Si bien las recomendaciones de la asamblea no son legalmente vinculantes, su peso político y social es inmenso. El proceso está amparado por la Ley de Cambio Climático y sus conclusiones serán presentadas formalmente al Gobierno y al Congreso de los Diputados. Ignorar las propuestas de un grupo tan representativo de la ciudadanía, que ha trabajado durante meses con rigor y asesoramiento experto, tendría un coste político muy elevado. Se espera que sirvan como una hoja de ruta clara y legitimada para acelerar la acción climática.
¿Es esta una iniciativa pionera?
No, aunque es la primera a nivel nacional en España. Este modelo se ha implementado con éxito en otros países como Francia, Reino Unido o Irlanda, donde las asambleas ciudadanas sobre el clima han dado lugar a políticas ambiciosas, como la inclusión de la protección del clima en la Constitución o la aceleración de la transición energética. España se suma así a una vanguardia global que busca enriquecer la democracia para afrontar la emergencia climática.

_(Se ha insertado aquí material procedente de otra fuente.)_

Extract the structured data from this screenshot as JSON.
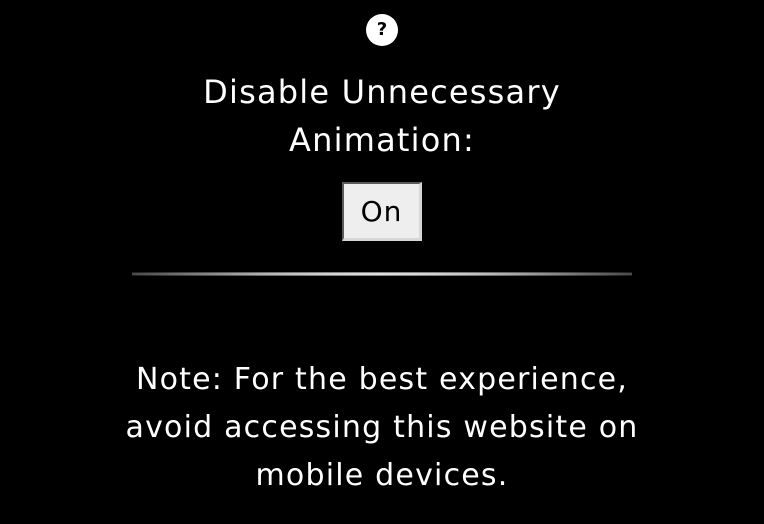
{
  "help": {
    "glyph": "?",
    "icon": "question-circle-icon"
  },
  "setting": {
    "label_line1": "Disable Unnecessary",
    "label_line2": "Animation:",
    "toggle_label": "On"
  },
  "note": {
    "line1": "Note: For the best experience,",
    "line2": "avoid accessing this website on",
    "line3": "mobile devices."
  },
  "colors": {
    "background": "#000000",
    "text": "#ffffff",
    "button_bg": "#eeeeee",
    "button_text": "#000000"
  }
}
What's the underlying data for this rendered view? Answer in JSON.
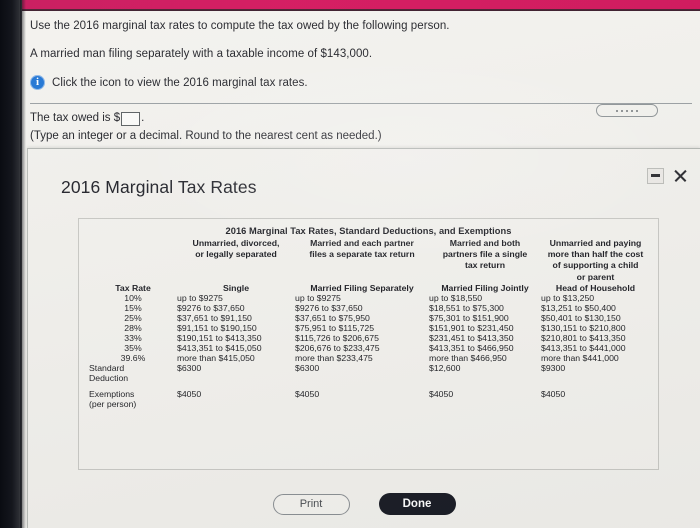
{
  "colors": {
    "accent_band": "#cf1359",
    "info_icon": "#1f74d4",
    "done_button": "#1b1e27",
    "page_background": "#f3f2ee"
  },
  "problem": {
    "instruction": "Use the 2016 marginal tax rates to compute the tax owed by the following person.",
    "scenario": "A married man filing separately with a taxable income of $143,000.",
    "icon_name": "info-icon",
    "icon_link_text": "Click the icon to view the 2016 marginal tax rates.",
    "answer_prefix": "The tax owed is $",
    "answer_suffix": ".",
    "answer_value": "",
    "answer_placeholder": "",
    "answer_hint": "(Type an integer or a decimal. Round to the nearest cent as needed.)"
  },
  "modal": {
    "title": "2016 Marginal Tax Rates",
    "minimize_label": "minimize-icon",
    "close_label": "close-icon",
    "footer": {
      "print_label": "Print",
      "done_label": "Done"
    }
  },
  "table": {
    "title": "2016 Marginal Tax Rates, Standard Deductions, and Exemptions",
    "descriptions": [
      "",
      "Unmarried, divorced,\nor legally separated",
      "Married and each partner\nfiles a separate tax return",
      "Married and both\npartners file a single\ntax return",
      "Unmarried and paying\nmore than half the cost\nof supporting a child\nor parent"
    ],
    "description_1": "Unmarried, divorced, or legally separated",
    "description_2": "Married and each partner files a separate tax return",
    "description_3": "Married and both partners file a single tax return",
    "description_4": "Unmarried and paying more than half the cost of supporting a child or parent",
    "headers": [
      "Tax Rate",
      "Single",
      "Married Filing Separately",
      "Married Filing Jointly",
      "Head of Household"
    ],
    "rows": [
      {
        "rate": "10%",
        "single": "up to $9275",
        "mfs": "up to $9275",
        "mfj": "up to $18,550",
        "hoh": "up to $13,250"
      },
      {
        "rate": "15%",
        "single": "$9276 to $37,650",
        "mfs": "$9276 to $37,650",
        "mfj": "$18,551 to $75,300",
        "hoh": "$13,251 to $50,400"
      },
      {
        "rate": "25%",
        "single": "$37,651 to $91,150",
        "mfs": "$37,651 to $75,950",
        "mfj": "$75,301 to $151,900",
        "hoh": "$50,401 to $130,150"
      },
      {
        "rate": "28%",
        "single": "$91,151 to $190,150",
        "mfs": "$75,951 to $115,725",
        "mfj": "$151,901 to $231,450",
        "hoh": "$130,151 to $210,800"
      },
      {
        "rate": "33%",
        "single": "$190,151 to $413,350",
        "mfs": "$115,726 to $206,675",
        "mfj": "$231,451 to $413,350",
        "hoh": "$210,801 to $413,350"
      },
      {
        "rate": "35%",
        "single": "$413,351 to $415,050",
        "mfs": "$206,676 to $233,475",
        "mfj": "$413,351 to $466,950",
        "hoh": "$413,351 to $441,000"
      },
      {
        "rate": "39.6%",
        "single": "more than $415,050",
        "mfs": "more than $233,475",
        "mfj": "more than $466,950",
        "hoh": "more than $441,000"
      }
    ],
    "standard_deduction": {
      "label_line1": "Standard",
      "label_line2": "Deduction",
      "single": "$6300",
      "mfs": "$6300",
      "mfj": "$12,600",
      "hoh": "$9300"
    },
    "exemptions": {
      "label_line1": "Exemptions",
      "label_line2": "(per person)",
      "single": "$4050",
      "mfs": "$4050",
      "mfj": "$4050",
      "hoh": "$4050"
    }
  }
}
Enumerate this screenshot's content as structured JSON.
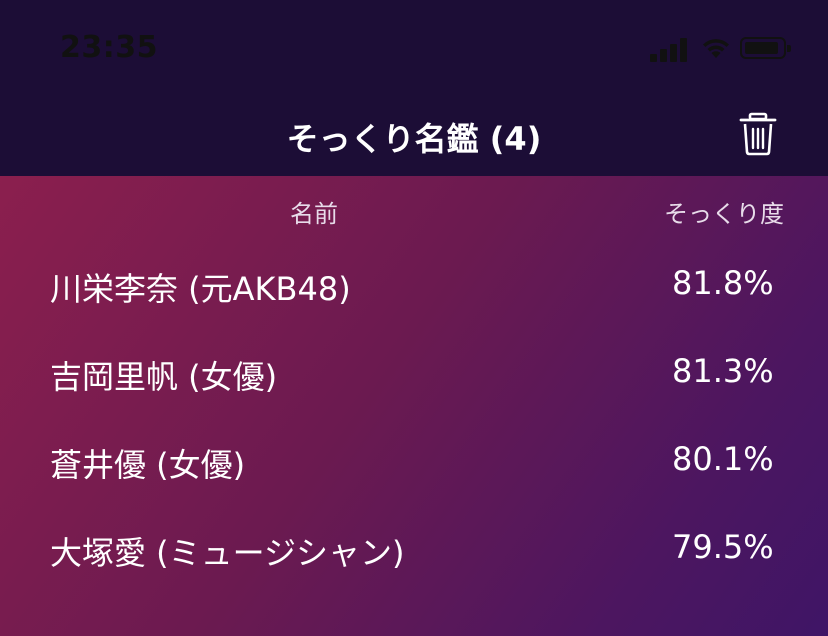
{
  "status_bar": {
    "time": "23:35"
  },
  "nav": {
    "title": "そっくり名鑑 (4)",
    "trash_icon": "trash-icon"
  },
  "table": {
    "headers": {
      "name": "名前",
      "score": "そっくり度"
    },
    "rows": [
      {
        "name": "川栄李奈 (元AKB48)",
        "score": "81.8%"
      },
      {
        "name": "吉岡里帆 (女優)",
        "score": "81.3%"
      },
      {
        "name": "蒼井優 (女優)",
        "score": "80.1%"
      },
      {
        "name": "大塚愛 (ミュージシャン)",
        "score": "79.5%"
      }
    ]
  },
  "colors": {
    "top_bar": "#1c0d36",
    "gradient_start": "#8b1f4e",
    "gradient_end": "#3f1566",
    "text": "#ffffff"
  }
}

El trabajo de estos cien ciudadanos es un recordatorio de que las soluciones a los grandes desafíos no solo residen en los despachos de los expertos o en los escaños de los parlamentos, sino también en la inteligencia colectiva y el compromiso de la gente común. Sus conclusiones, previstas para abril, son esperadas con enorme interés, ya que podrían marcar un antes y un después en la lucha de España contra el cambio climático.